Lucifer

2 min read

HIGH HOPES

From Stockholm via Berlin, a new 70s-inspired occult-rock force is on the rise!

CHRIS SHONTING/PRESS

RECENTLY ON TOUR in the US – where they played with Coven and Pentagram – it was fairly easy to deduce where Stockholm rockers Lucifer are coming from, stylistically and musically. “I was born in Berlin, behind the Iron Curtain, and I started my journey with heavy music 31 years ago,” says founder Johanna Sardonis.

“My first rock concert was Guns N’ Roses, I then saw Metallica. But it was at the age of 14 when I saw Danzig that was the root of all my evil!” laughs Sardonis. “I was so impressed with the black jackets and black hair. Like the Ramones, but demonic.”

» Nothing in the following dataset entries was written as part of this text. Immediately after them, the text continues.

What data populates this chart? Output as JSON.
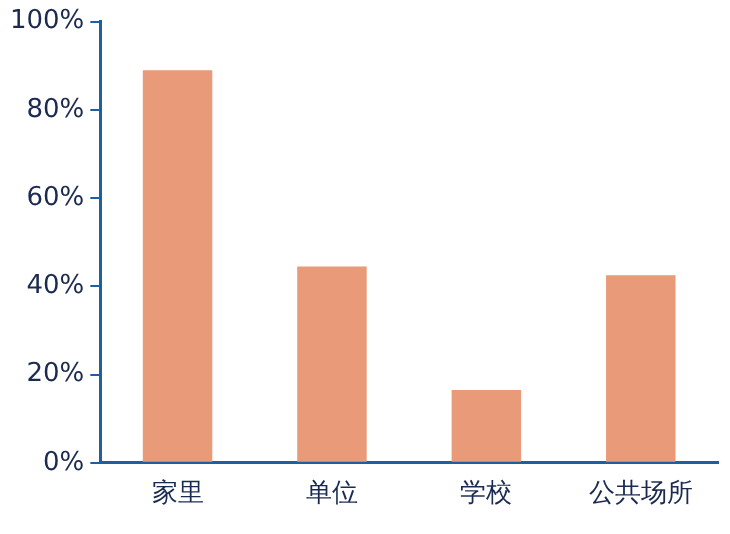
{
  "chart_data": {
    "type": "bar",
    "categories": [
      "家里",
      "单位",
      "学校",
      "公共场所"
    ],
    "values": [
      89,
      44.5,
      16.5,
      42.5
    ],
    "color": "#e99a78",
    "ylim": [
      0,
      100
    ],
    "yticks": [
      {
        "value": 0,
        "label": "0%"
      },
      {
        "value": 20,
        "label": "20%"
      },
      {
        "value": 40,
        "label": "40%"
      },
      {
        "value": 60,
        "label": "60%"
      },
      {
        "value": 80,
        "label": "80%"
      },
      {
        "value": 100,
        "label": "100%"
      }
    ],
    "grid": false,
    "legend": false
  }
}
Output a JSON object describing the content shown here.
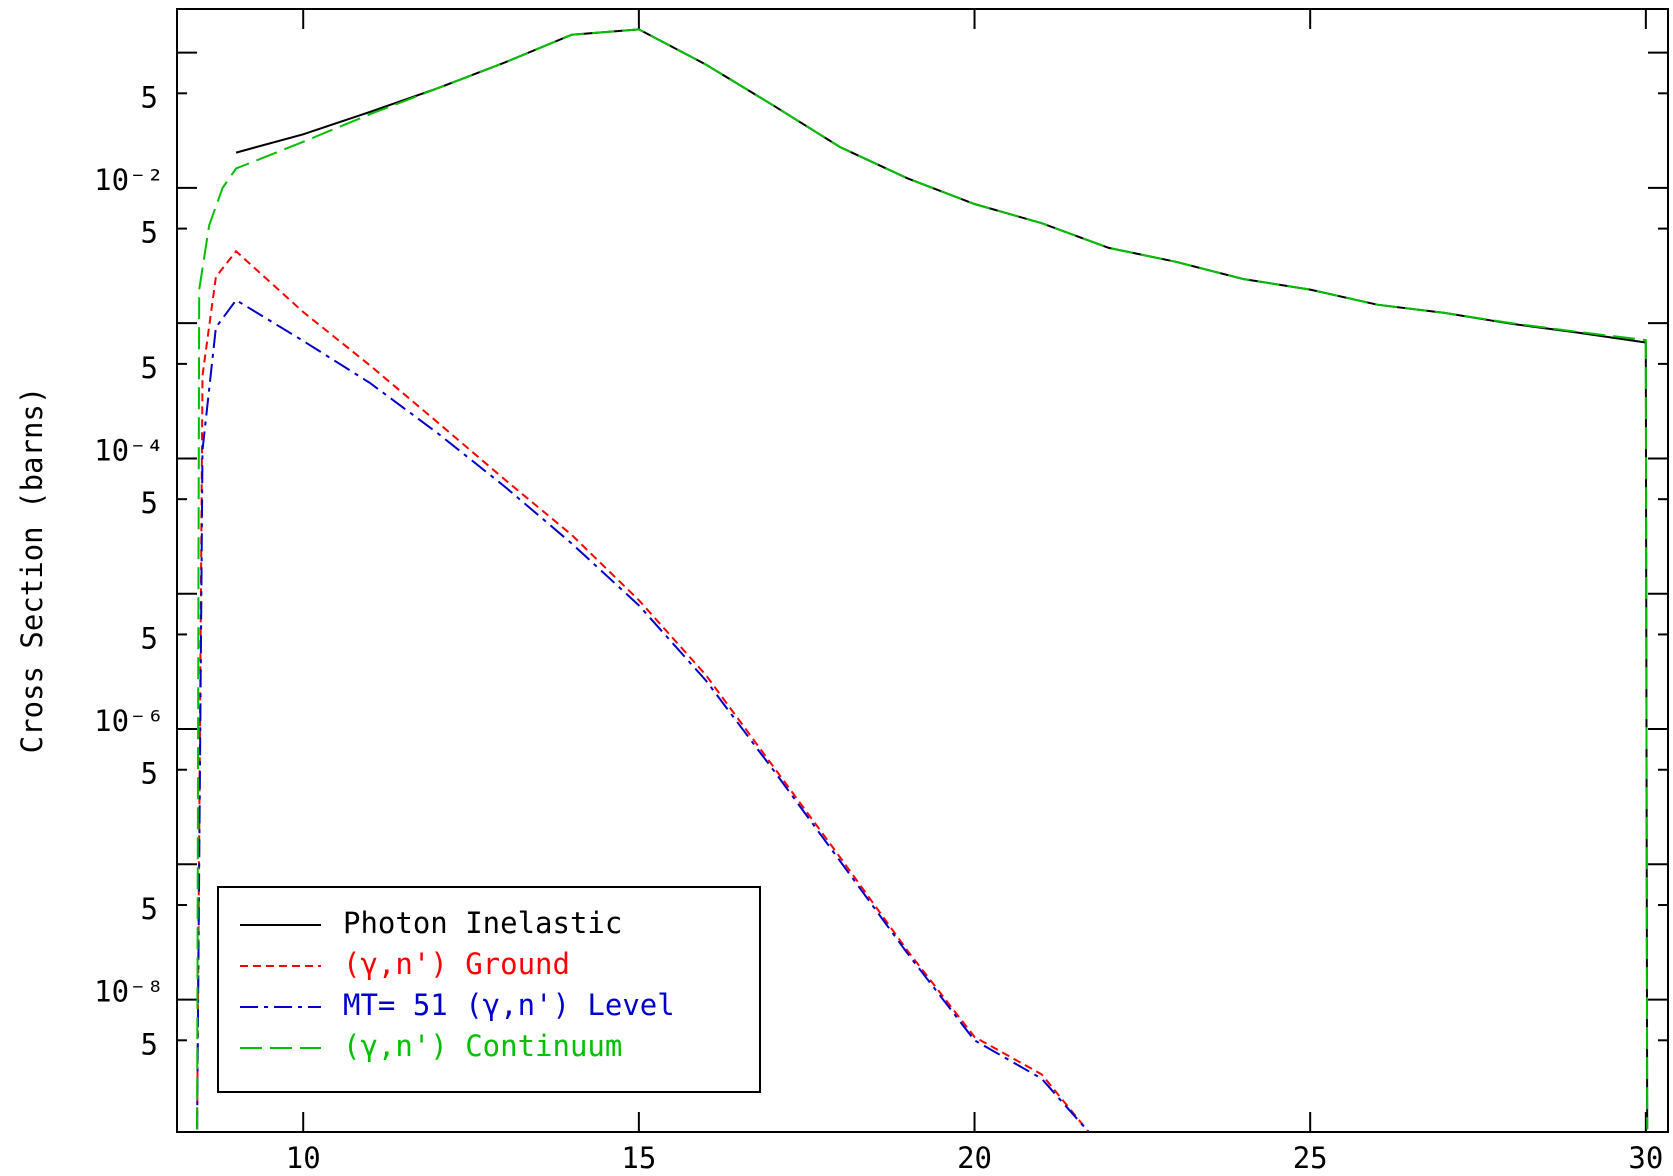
{
  "chart_data": {
    "type": "line",
    "ylabel": "Cross Section (barns)",
    "xlim": [
      8.12,
      30.33
    ],
    "xticks": [
      10,
      15,
      20,
      25,
      30
    ],
    "ylim": [
      1.05e-09,
      0.21
    ],
    "ylog": true,
    "grid": false,
    "legend": "lower left",
    "yticks": [
      {
        "value": 0.1,
        "label": null
      },
      {
        "value": 0.05,
        "label": "5"
      },
      {
        "value": 0.01,
        "label": "10⁻²"
      },
      {
        "value": 0.005,
        "label": "5"
      },
      {
        "value": 0.001,
        "label": null
      },
      {
        "value": 0.0005,
        "label": "5"
      },
      {
        "value": 0.0001,
        "label": "10⁻⁴"
      },
      {
        "value": 5e-05,
        "label": "5"
      },
      {
        "value": 1e-05,
        "label": null
      },
      {
        "value": 5e-06,
        "label": "5"
      },
      {
        "value": 1e-06,
        "label": "10⁻⁶"
      },
      {
        "value": 5e-07,
        "label": "5"
      },
      {
        "value": 1e-07,
        "label": null
      },
      {
        "value": 5e-08,
        "label": "5"
      },
      {
        "value": 1e-08,
        "label": "10⁻⁸"
      },
      {
        "value": 5e-09,
        "label": "5"
      }
    ],
    "series": [
      {
        "name": "Photon Inelastic",
        "color": "#000000",
        "style": "solid",
        "x": [
          9,
          10,
          11,
          12,
          13,
          14,
          15,
          16,
          17,
          18,
          19,
          20,
          21,
          22,
          23,
          24,
          25,
          26,
          27,
          28,
          29,
          30,
          30.02
        ],
        "values": [
          0.01824,
          0.0249,
          0.0365,
          0.0545,
          0.0843,
          0.1355,
          0.1485,
          0.0815,
          0.0408,
          0.02,
          0.01178,
          0.0076,
          0.00548,
          0.0036,
          0.00284,
          0.00212,
          0.00177,
          0.00137,
          0.00119,
          0.00099,
          0.00085,
          0.00072,
          1.1e-09
        ]
      },
      {
        "name": "(γ,n') Ground",
        "color": "#ff0000",
        "style": "dashed",
        "x": [
          8.42,
          8.5,
          8.7,
          9,
          10,
          11,
          12,
          13,
          14,
          15,
          16,
          17,
          18,
          19,
          20,
          21,
          21.7
        ],
        "values": [
          1.1e-09,
          0.00041,
          0.0022,
          0.0034,
          0.00121,
          0.000485,
          0.000185,
          7e-05,
          2.72e-05,
          8.95e-06,
          2.5e-06,
          5.3e-07,
          1.12e-07,
          2.3e-08,
          5.3e-09,
          2.8e-09,
          1.05e-09
        ]
      },
      {
        "name": "MT= 51 (γ,n') Level",
        "color": "#0000cc",
        "style": "dashdot",
        "x": [
          8.42,
          8.5,
          8.7,
          9,
          10,
          11,
          12,
          13,
          14,
          15,
          16,
          17,
          18,
          19,
          20,
          21,
          21.7
        ],
        "values": [
          1.1e-09,
          0.000115,
          0.00093,
          0.00148,
          0.00074,
          0.00036,
          0.000154,
          6.2e-05,
          2.35e-05,
          8.2e-06,
          2.28e-06,
          5e-07,
          1.05e-07,
          2.2e-08,
          5e-09,
          2.6e-09,
          1.05e-09
        ]
      },
      {
        "name": "(γ,n') Continuum",
        "color": "#00c000",
        "style": "longdash",
        "x": [
          8.42,
          8.45,
          8.6,
          8.8,
          9,
          10,
          11,
          12,
          13,
          14,
          15,
          16,
          17,
          18,
          19,
          20,
          21,
          22,
          23,
          24,
          25,
          26,
          27,
          28,
          29,
          30,
          30.02
        ],
        "values": [
          1.1e-09,
          0.00177,
          0.0053,
          0.01,
          0.0139,
          0.0219,
          0.0351,
          0.0545,
          0.0843,
          0.1355,
          0.1485,
          0.0815,
          0.0408,
          0.02,
          0.01178,
          0.0076,
          0.00548,
          0.0036,
          0.00284,
          0.00212,
          0.00177,
          0.00137,
          0.00119,
          0.001,
          0.00086,
          0.00075,
          1.1e-09
        ]
      }
    ]
  }
}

Sardonis soon found literature on Aleister Crowley, a satanic encyclopedia and an internship at an occult bookshop where like-minded folk of a gothic persuasion could gather. Her hair dyed, her room “pitch black”, with the discovery of the goth club Dark Friday, Sardonis’ cultural die was cast, fostered by her home environment. “My parents loved Deep Purple and ZZ Top, my brother was a punk and I was into extreme metal, and a cemetery tourist. I began to realise the bands I liked were inspired by the sixties and seventies – that’s where my songwriting comes from.”

Learning on an acoustic guitar before going electric – thanks to her parents – Sardonis started performing in underground bands, ending up in doomy hard-rockers The Oath (formed in Berlin with Swedish guitarist Linnéa Olsson). The Oath was short-lived, and after dissolving in 2014, Sardonis’ own project Lucifer rose, prompting a move to Sweden.